J'en profite pour admirer le paysage puis assommée de fatigue, je m'endors comme un bébé !



La bicyclette :
5 kg supplémentaire sur mon porte-bagage pour finir cette épuisante journée !
En même temps, je ne peux pas vraiment me plaindre, c'est de l'asphalte et ce n'est pas moi qui pédale !

Le vélocipédiste :
Sauvetage de chien activé !
Encore 20km de goudron et on aura fait tout ce qu'on pouvait !
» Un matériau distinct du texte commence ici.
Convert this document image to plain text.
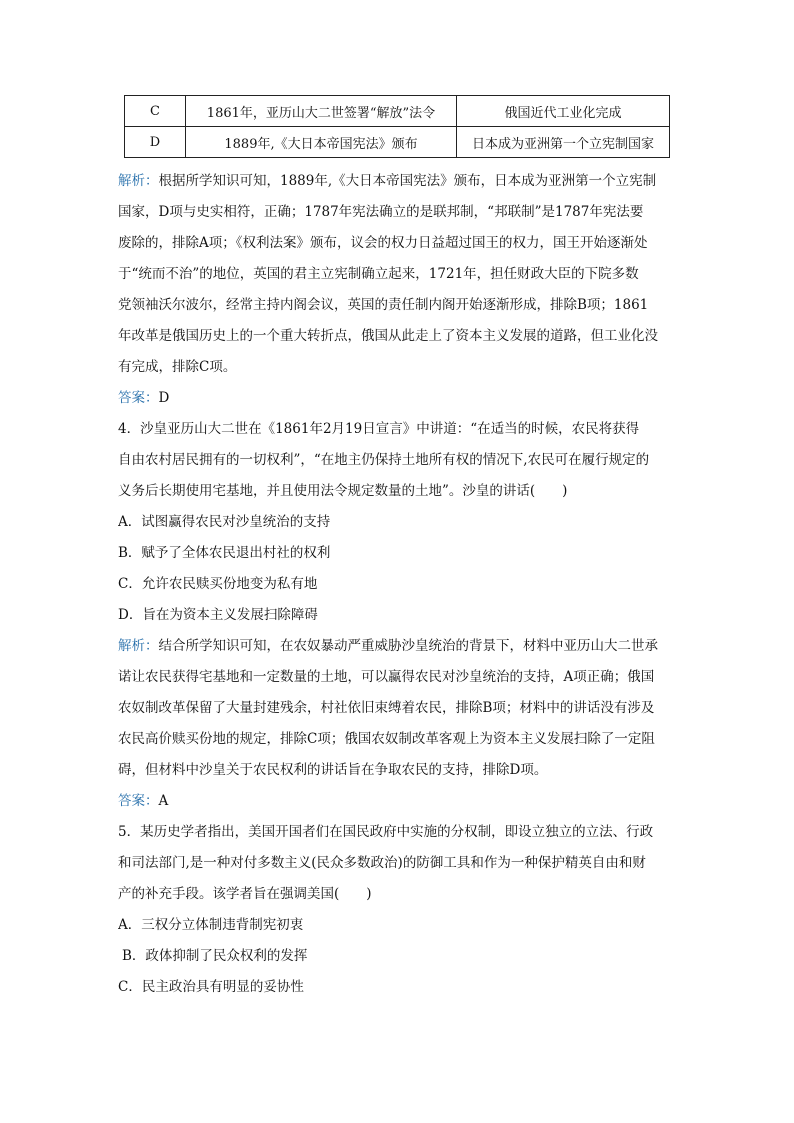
C	1861年，亚历山大二世签署“解放”法令	俄国近代工业化完成
D	1889年,《大日本帝国宪法》颁布	日本成为亚洲第一个立宪制国家
解析：根据所学知识可知，1889年,《大日本帝国宪法》颁布，日本成为亚洲第一个立宪制
国家，D项与史实相符，正确；1787年宪法确立的是联邦制，“邦联制”是1787年宪法要
废除的，排除A项；《权利法案》颁布，议会的权力日益超过国王的权力，国王开始逐渐处
于“统而不治”的地位，英国的君主立宪制确立起来，1721年，担任财政大臣的下院多数
党领袖沃尔波尔，经常主持内阁会议，英国的责任制内阁开始逐渐形成，排除B项；1861
年改革是俄国历史上的一个重大转折点，俄国从此走上了资本主义发展的道路，但工业化没
有完成，排除C项。
答案：D
4．沙皇亚历山大二世在《1861年2月19日宣言》中讲道：“在适当的时候，农民将获得
自由农村居民拥有的一切权利”，“在地主仍保持土地所有权的情况下,农民可在履行规定的
义务后长期使用宅基地，并且使用法令规定数量的土地”。沙皇的讲话(　　)
A．试图赢得农民对沙皇统治的支持
B．赋予了全体农民退出村社的权利
C．允许农民赎买份地变为私有地
D．旨在为资本主义发展扫除障碍
解析：结合所学知识可知，在农奴暴动严重威胁沙皇统治的背景下，材料中亚历山大二世承
诺让农民获得宅基地和一定数量的土地，可以赢得农民对沙皇统治的支持，A项正确；俄国
农奴制改革保留了大量封建残余，村社依旧束缚着农民，排除B项；材料中的讲话没有涉及
农民高价赎买份地的规定，排除C项；俄国农奴制改革客观上为资本主义发展扫除了一定阻
碍，但材料中沙皇关于农民权利的讲话旨在争取农民的支持，排除D项。
答案：A
5．某历史学者指出，美国开国者们在国民政府中实施的分权制，即设立独立的立法、行政
和司法部门,是一种对付多数主义(民众多数政治)的防御工具和作为一种保护精英自由和财
产的补充手段。该学者旨在强调美国(　　)
A．三权分立体制违背制宪初衷
B．政体抑制了民众权利的发挥
C．民主政治具有明显的妥协性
Il fait quasiment nuit lorsque nous débarquons notre mini passagère clandestine.
Elle sort du sac en frétillant puis s'assied face à ce nouveau spectacle. Nous profitons qu'elle admire toute surprise son nouveau village pour nous éloigner rapidement après lui avoir donné un caresse d'adieu.
Une route, des véhicules, des gens, des fermes, des chiens, des épiceries, des poubelles, une rivière et des fontaines... Ce sera toujours mieux que le désert de pierres.
Bienvenue à Alichur !

Le toutou :
Il y a tant de bruits, tant de choses à regarder ici ! C'est donc ici que je vais vivre ?
Mince ils sont déjà partis...
Aujourd'hui était donc le premier jour du reste de ma vie...


La bicyclette :
Née dans la Whakan, passé un col à 4300m et grandi de l'autre côté de la montagne à Alichur. Il n'y a que nous qui connaîtront cette petite histoire.
Ce sera notre secret de ce 6ème jour sur la Pamir Highway.

Le vélocipédiste :
Ce soir, en me couchant, j'ai le cœur un peu lourd et la gorge toute serrée...

C'est fou comme on peut si vite s'attacher à ces bestioles. Néanmoins, on s'endort en ayant la certitude que l'on aura fait notre possible...

Aujourd'hui la Whakan valley, c'est terminé. Une première page du Pamir est déjà tournée...


En souriant, nous nous prenons à penser que, si durant le long périple qui nous attend, nous devions nous faire attaquer par un énième chien, ce ne serait vraiment pas juste !
Karma, quoi !

Peut-être qu'aujourd'hui dans cette aventure nous avons même gagné notre immunité face aux crocs qui claquent, qui sait ?!